Мне не всегда удавалось отстоять свой выбор. Несколько раз я был вынужден соглашаться с назначениями, навязанными сверху. Так меня заставили назначить пару некомпетентных финансовых руководителей, от которых в итоге пришлось избавиться. Кроме того, однажды я проиграл в важном споре с центральным офисом о назначении главного юрисконсульта в отделении пластмасс. На это место я предлагал молодого юриста — Боба Райта.

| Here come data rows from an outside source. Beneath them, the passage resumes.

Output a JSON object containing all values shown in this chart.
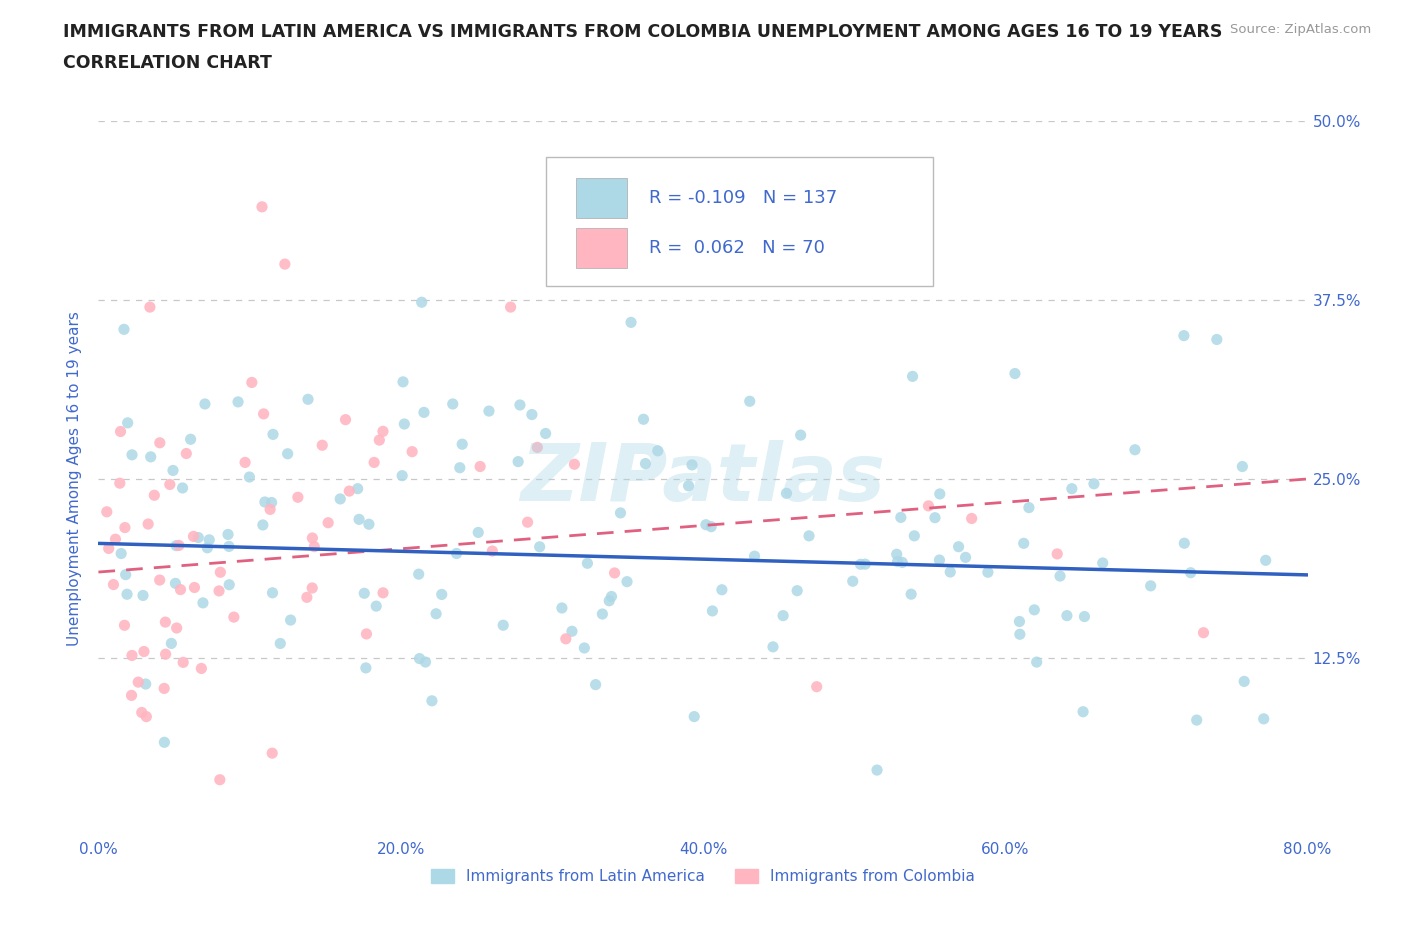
{
  "title_line1": "IMMIGRANTS FROM LATIN AMERICA VS IMMIGRANTS FROM COLOMBIA UNEMPLOYMENT AMONG AGES 16 TO 19 YEARS",
  "title_line2": "CORRELATION CHART",
  "source": "Source: ZipAtlas.com",
  "ylabel": "Unemployment Among Ages 16 to 19 years",
  "xlim": [
    0.0,
    0.8
  ],
  "ylim": [
    0.0,
    0.5
  ],
  "xtick_positions": [
    0.0,
    0.1,
    0.2,
    0.3,
    0.4,
    0.5,
    0.6,
    0.7,
    0.8
  ],
  "xticklabels": [
    "0.0%",
    "",
    "20.0%",
    "",
    "40.0%",
    "",
    "60.0%",
    "",
    "80.0%"
  ],
  "ytick_positions": [
    0.0,
    0.125,
    0.25,
    0.375,
    0.5
  ],
  "yticklabels": [
    "",
    "12.5%",
    "25.0%",
    "37.5%",
    "50.0%"
  ],
  "blue_dot_color": "#ADD8E6",
  "pink_dot_color": "#FFB6C1",
  "blue_line_color": "#3060C0",
  "pink_line_color": "#E06080",
  "text_color": "#4169CD",
  "grid_color": "#C8C8C8",
  "background_color": "#FFFFFF",
  "legend_label_blue": "Immigrants from Latin America",
  "legend_label_pink": "Immigrants from Colombia",
  "R_blue": -0.109,
  "N_blue": 137,
  "R_pink": 0.062,
  "N_pink": 70,
  "blue_trend_start_y": 0.205,
  "blue_trend_end_y": 0.183,
  "pink_trend_start_y": 0.185,
  "pink_trend_end_y": 0.25,
  "watermark": "ZIPatlas",
  "watermark_color": "#ADD8E6",
  "watermark_alpha": 0.4,
  "seed_blue": 77,
  "seed_pink": 88
}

Я считал, что Боб достоин этого повышения. Ему было 27 лет, и до прихода в GE он занимался частной практикой. Я перевел Арта Пуччини на должность главного юрисконсульта подразделения и считал Боба идеальным кандидатом на замену Арту в отделении пластмасс. Но главный юрисконсульт GE считал, что Боб слишком молод и неопытен, и навязал мне список кандидатов из числа своих друзей. Мне пришлось назначить одного из них. Но в 1973 году я все-таки повысил Боба Райта в должности, поручив ему разработку стратегии для отделения пластмасс. Центральный офис не вмешивался в назначение на эту позицию. Хотя юрист мог показаться неподходящей кандидатурой, Боб блестяще проявил себя на новом посту, предлагая множество идей и вдохнув новую жизнь в это направление работы. Через полтора года мы назначили его менеджером по продажам пластмасс в США. Благодаря своей находчивости и общительности Боб идеально справился и с этой работой, получив опыт, который потом не раз ему пригодился. А впоследствии он стал президентом телекомпании NBC. Сегодня он занимает пост вице-председателя GE, пройдя большой путь от положения отвергнутого кандидата на должность юрисконсульта в направлении, продажи которого в год составляли менее $100 млн.
В каждой организации есть напряженность в отношениях между центральным офисом и сотрудниками на местах. В случае с Бобом Райтом мне удалось обойтись без открытого вызова системе. Каждый день из последних двадцати лет я надеялся, что люди в региональных отделениях GE борются за своих кандидатов, даже если я и мои менеджеры пытались кого-то им навязать.
Хотя бюрократия часто мне мешала, я пытался обойтись без открытой критики, особенно в присутствии высокопоставленных руководителей. К началу 1970-х годов я начал думать о возможности встать во главе GE, а в 1973-м самонадеянно выразил эту надежду, написав в оценке своей эффективности, что моя долгосрочная карьерная цель — стать СЕО компании. Чтобы эта мечта не пошла прахом, я решил не сражаться с ветряными мельницами: если бы я бросил открытый вызов системе, она бы меня раздавила. Мне повезло: система поддалась. Работая в GE, я получил богатый опыт, но в большинстве случаев мне удавалось остаться самим собой.